My stomach dropped. “Oh my God, Paul. How… How are you going to fix this?”

“I am fixing it,” he snapped. “Canada’s got this in the bag tomorrow—unless Rustanov fucks it up. I’m running out of options here, Lydia. Dad already thinks I’m a fuck-up. Do you think I want to give him another reason to write me off?”

His face crumbled a bit, but then he smoothed a confident hand over the side of his perfectly shellacked blond pompadour. “You know what, though? My little sister is going to save my ass by flirting with the other team’s star player and slipping a little something into his drink so that he’ll be kicked out of the game for doping. Then I’ll have learned my lesson, and I’ll never bet on anything again.”

Was he kidding? “Your entire plan hinges on me successfully flirting with a hockey player who doesn’t even seem to exist on the same physical plane as me?”

“You’re cute,” Paul insisted. Before adding, “Enough—especially this late at night after he’s been drinking. He’ll be ready to take someone back to his hotel room with him. C’mon…”

Paul grabbed me by the arm and tugged me straight toward the star hockey player.

“Wait, now we’re talking about him taking me back to his room? I thought you just wanted me to⁠—”

“Lyds, c’mon, don’t overthink this,” Paul interrupted, his voice dropping into the patronizing tone he used when I got too dramatic. “Just go and talk to him. You’re exactly the type Rustanovs like. Trust me.”

But how could I trust him?

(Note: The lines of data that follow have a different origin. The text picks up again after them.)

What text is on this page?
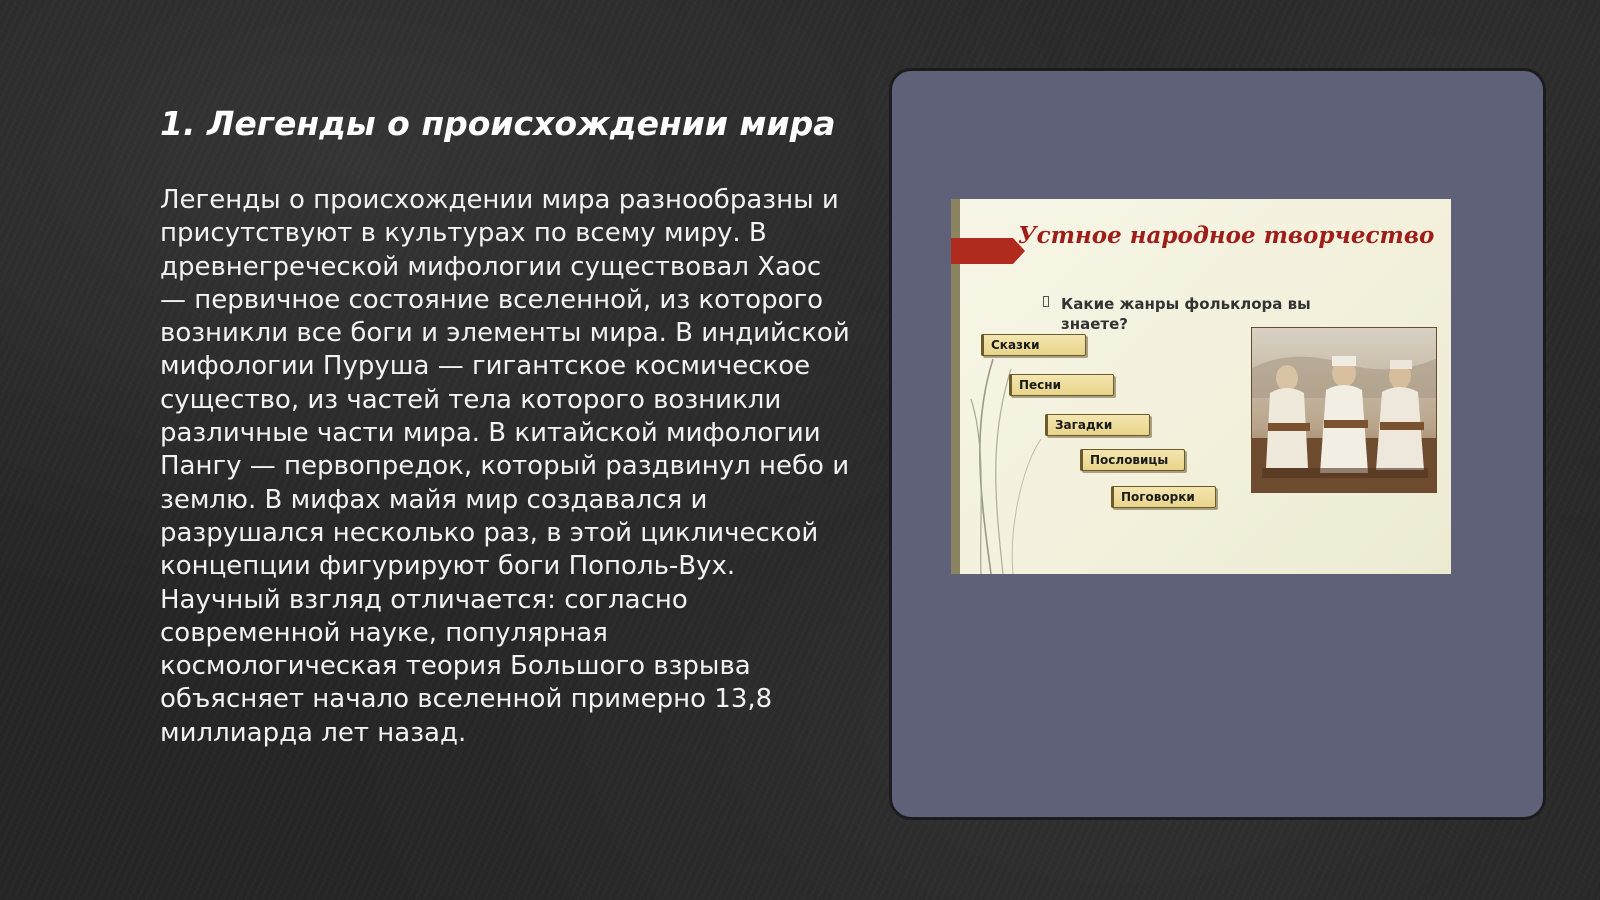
1. Легенды о происхождении мира

Легенды о происхождении мира разнообразны и присутствуют в культурах по всему миру. В древнегреческой мифологии существовал Хаос — первичное состояние вселенной, из которого возникли все боги и элементы мира. В индийской мифологии Пуруша — гигантское космическое существо, из частей тела которого возникли различные части мира. В китайской мифологии Пангу — первопредок, который раздвинул небо и землю. В мифах майя мир создавался и разрушался несколько раз, в этой циклической концепции фигурируют боги Пополь-Вух. Научный взгляд отличается: согласно современной науке, популярная космологическая теория Большого взрыва объясняет начало вселенной примерно 13,8 миллиарда лет назад.

Устное народное творчество
Какие жанры фольклора вы знаете?
Сказки
Песни
Загадки
Пословицы
Поговорки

Paul’s plan wasn’t just stupid—it was dangerous. What if Artyom saw through me? What if I messed up and humiliated both of us? Or worse, what if I actually succeeded and had to live with it?

“But I’m not⁠—”

My plan was to point out the obvious. That I wasn’t some goddess like the rest of the women in the VIP—including the literal supermodel sitting just a few inches away from Artyom Rustanov.

Paul placed a reassuring hand on my back.

And shoved.

One moment, I was arguing my case, and the next, I was flailing in slow motion through the air until I landed with a heavy plop.

Two hard ridges lodged between my ribs and hips, and cold liquid splashed against my bare skin.

And that was when I realized where I’d fallen. Not on the floor…

But right into Artyom Rustanov’s lap.